As a definition, content is all of a company’s stored knowledge, from Internets and Intranets to sales presentations, to the extensive technical documents and other proprietary materials it creates. And, in simplest terms, a company’s taxonomy is the skeleton from which all content hangs.

Gartner researchers note in their report Waves of Information Disruption Due in 2003 that “to get value from the vast quantities of information and knowledge, enterprises must establish discipline and a system of governance over the creation, capture, organization, access and utilization of information.”

Developing A Taxonomy

Content management systems have evolved considerably over the past few years to cover a broad range of capabilities, such as Web content management, document management and imaging, records management and team collaboration.

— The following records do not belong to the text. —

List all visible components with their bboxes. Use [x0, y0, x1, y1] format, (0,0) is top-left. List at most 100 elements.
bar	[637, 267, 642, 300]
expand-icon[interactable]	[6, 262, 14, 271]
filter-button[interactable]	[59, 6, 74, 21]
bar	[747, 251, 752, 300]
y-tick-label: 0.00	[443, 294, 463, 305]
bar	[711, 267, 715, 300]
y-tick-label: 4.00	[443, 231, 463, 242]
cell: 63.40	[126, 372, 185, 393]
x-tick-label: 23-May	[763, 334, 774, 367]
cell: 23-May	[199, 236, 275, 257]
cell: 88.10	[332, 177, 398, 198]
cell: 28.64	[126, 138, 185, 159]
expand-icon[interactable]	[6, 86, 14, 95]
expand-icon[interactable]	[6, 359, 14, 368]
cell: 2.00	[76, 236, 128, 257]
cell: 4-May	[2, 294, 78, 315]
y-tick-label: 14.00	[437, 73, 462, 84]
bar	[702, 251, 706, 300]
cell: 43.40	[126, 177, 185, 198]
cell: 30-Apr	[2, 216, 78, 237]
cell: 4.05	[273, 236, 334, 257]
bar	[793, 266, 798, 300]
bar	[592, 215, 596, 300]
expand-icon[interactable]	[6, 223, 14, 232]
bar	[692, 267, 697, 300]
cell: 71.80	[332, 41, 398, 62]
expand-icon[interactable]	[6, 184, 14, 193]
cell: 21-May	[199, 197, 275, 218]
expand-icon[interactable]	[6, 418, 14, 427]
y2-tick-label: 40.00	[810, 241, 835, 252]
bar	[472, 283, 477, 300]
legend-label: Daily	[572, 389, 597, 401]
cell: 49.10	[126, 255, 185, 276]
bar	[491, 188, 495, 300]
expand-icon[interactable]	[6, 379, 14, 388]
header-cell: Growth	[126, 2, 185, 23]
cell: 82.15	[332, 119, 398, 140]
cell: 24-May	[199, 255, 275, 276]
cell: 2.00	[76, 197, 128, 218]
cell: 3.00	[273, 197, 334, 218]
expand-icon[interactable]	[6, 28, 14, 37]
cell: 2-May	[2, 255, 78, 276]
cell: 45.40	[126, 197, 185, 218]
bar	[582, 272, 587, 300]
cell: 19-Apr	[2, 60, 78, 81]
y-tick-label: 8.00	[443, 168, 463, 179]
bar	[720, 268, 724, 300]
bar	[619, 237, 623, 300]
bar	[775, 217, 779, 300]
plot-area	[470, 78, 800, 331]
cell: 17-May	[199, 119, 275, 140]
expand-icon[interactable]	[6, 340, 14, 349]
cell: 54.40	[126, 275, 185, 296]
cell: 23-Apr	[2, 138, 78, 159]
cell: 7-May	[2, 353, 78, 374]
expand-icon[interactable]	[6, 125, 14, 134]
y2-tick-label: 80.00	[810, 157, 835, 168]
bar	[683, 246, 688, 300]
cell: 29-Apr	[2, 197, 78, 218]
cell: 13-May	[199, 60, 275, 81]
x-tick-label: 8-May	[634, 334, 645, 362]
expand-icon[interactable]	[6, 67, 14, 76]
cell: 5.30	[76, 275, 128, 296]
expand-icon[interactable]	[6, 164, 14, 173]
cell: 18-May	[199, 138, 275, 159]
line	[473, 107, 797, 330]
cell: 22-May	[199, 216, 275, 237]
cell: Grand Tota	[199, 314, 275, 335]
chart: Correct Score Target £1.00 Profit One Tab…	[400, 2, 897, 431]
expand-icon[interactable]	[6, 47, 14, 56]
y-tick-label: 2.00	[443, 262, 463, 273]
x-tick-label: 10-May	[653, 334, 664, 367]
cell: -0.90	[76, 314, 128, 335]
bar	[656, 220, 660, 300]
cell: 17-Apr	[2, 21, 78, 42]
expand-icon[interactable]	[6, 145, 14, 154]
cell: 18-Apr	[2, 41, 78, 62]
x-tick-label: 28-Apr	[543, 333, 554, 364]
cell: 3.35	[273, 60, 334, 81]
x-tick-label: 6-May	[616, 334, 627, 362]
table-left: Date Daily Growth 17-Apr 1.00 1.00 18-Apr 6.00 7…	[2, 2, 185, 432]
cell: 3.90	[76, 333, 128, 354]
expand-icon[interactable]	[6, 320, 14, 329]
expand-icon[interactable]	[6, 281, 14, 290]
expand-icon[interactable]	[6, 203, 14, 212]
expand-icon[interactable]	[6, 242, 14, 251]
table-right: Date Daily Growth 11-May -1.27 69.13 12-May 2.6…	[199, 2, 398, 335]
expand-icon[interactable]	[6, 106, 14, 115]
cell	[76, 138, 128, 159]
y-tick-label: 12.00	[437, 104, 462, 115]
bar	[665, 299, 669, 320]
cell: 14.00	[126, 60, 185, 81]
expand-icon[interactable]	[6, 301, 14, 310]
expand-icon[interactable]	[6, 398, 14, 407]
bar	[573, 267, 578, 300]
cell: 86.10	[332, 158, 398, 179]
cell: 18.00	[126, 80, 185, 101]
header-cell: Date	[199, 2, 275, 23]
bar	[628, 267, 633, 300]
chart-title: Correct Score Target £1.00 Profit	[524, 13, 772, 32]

Companies such as Documentum, IBM and Open Text among others have developed suites of products that can solve most of a company’s content management needs from a software perspective.
However, these products won’t analyze and develop a taxonomy.

Creating a taxonomy should be central to any enterprise content strategy. Without that framework, even the best technology may not meet expectations because of the numerous intranet sites and discrete pieces of information it has no way of interconnecting.

Even though developing a taxonomy is both expensive and difficult, the benefits are enormous: better and quicker access to information; improved relationships with partners, regulators and customers; and less duplication of work.

Forrester researchers note in Best Practices in Taxonomy Development and Management that, ideally, taxonomies “represent agreed-upon terms and relationships between ideas or things and serve as a glossary or knowledge map helping to define how the business thinks about itself and represents itself, its products and services to the outside world.”